Describe your setting:
I work in a setting with a mixture of professional sports and performing arts.
How long have you worked in this setting?
I have worked in this setting for a little over a year and will be beginning my second tour this holiday season.
Describe your typical day:
Depending on the city we are playing in and how far we have to travel to the next city, my day will typically begin around 6:00am. We are usually on the bus by 8:00am and then off to the next location. After traveling for roughly 4 to5 hours, we check into our hotel and grab a quick lunch.
Afterwards, I head to the arena to meet up with our production and equipment truck. I’ll start by meeting with the arenas facility manager to locate the locker rooms and familiarize myself with the layout of the building. I’ll then help the truck driver unload all of my equipment and supplies; this is usually in a hallway somewhere.
The players, coaches and remaining staff arrive to the arena around 4:00pm and hold a walk through practice. At 5:00pm, I begin all of the pregame routines including stretching, taping, prehab exercise, and various other treatments depending on the needs of the athletes. At 6:45pm, the pregame entertainment begins so I’ll end all treatments and get changed for the show. The show starts at 7:00pm and runs for 2 hours.
During the show, my primary focus is no different than any other Athletic Trainer (AT). I manage acute injuries, perform wound care, make sure the athletes are hydrated and stay alert for anything out of the ordinary. Following the end of the show, the athletes have an autograph session for 20 minutes. I use this time to make ice bags, pack my equipment, load the truck and perform any additional treatments.
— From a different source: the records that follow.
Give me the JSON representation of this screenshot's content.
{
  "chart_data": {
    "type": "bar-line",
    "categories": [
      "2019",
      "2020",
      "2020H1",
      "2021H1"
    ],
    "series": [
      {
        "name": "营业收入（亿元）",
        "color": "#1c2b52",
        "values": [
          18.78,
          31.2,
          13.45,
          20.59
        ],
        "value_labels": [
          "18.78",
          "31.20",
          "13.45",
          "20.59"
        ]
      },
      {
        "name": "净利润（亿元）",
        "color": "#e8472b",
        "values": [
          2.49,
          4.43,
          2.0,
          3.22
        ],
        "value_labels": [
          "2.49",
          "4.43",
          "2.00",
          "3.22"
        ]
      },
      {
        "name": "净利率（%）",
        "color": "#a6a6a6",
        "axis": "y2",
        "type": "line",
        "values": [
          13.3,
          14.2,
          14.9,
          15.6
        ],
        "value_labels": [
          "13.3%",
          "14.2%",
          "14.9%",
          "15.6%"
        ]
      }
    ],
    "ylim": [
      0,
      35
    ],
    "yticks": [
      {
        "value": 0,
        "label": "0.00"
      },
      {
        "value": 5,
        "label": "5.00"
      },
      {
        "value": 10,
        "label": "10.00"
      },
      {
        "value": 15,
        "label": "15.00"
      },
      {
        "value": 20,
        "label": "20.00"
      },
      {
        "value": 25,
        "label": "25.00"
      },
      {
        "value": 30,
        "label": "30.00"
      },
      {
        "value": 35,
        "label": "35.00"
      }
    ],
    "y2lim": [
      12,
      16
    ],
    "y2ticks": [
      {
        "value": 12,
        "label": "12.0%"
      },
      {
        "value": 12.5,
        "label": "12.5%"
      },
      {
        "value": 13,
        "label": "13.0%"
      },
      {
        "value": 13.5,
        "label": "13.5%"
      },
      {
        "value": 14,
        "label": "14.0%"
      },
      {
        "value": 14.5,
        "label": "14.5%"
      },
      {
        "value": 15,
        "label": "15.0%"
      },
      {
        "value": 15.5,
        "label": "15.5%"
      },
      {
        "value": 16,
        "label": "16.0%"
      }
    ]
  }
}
By 10:00pm, we are back on the bus and on our way to the hotel. Once in my room, I enter in the medical notes for the day and try to get to bed by 12:00am so I can repeat it all the next day.
What do you like about your position?
What I like most about my position is how creative and adaptive I have to be when working on location. Not having a designated room to perform treatments and exercise can be very challenging. Most days, I find myself performing corrective exercise and prehab on the bus, manual and soft tissue therapies in the hotel room and ice baths in the hotel room tubs. This can be difficult when working with athletes who are all over 6 feet 5 inches tall and can’t fit in the seats, beds or tubs.
What I also love about my position is getting to see the joy people experience when coming to one of our shows. So many children and adults leave the game smiling and laughing. To know you helped make that happen is really rewarding.
What do you dislike about your position?
The hardest part about the position is being on the road for 5 to6 months at a time. Being away from friends and family can start to take a toll on you. Fortunately, you begin to develop a small family with the athletes and staff involved in the production, which helps with the home sicknesses.
What advice do you have about your practice setting for a young AT looking at this setting?
The advice I would give to any young AT looking at this setting would be to go for it!
Don’t think because you have only worked in football, baseball or basketball your whole career that you can’t tackle performing arts or any other setting. I have become a more well-rounded AT because I chose to challenge myself by working in new and different settings.
I was very nervous when I started in this position but am grateful I made the decision to take on this role.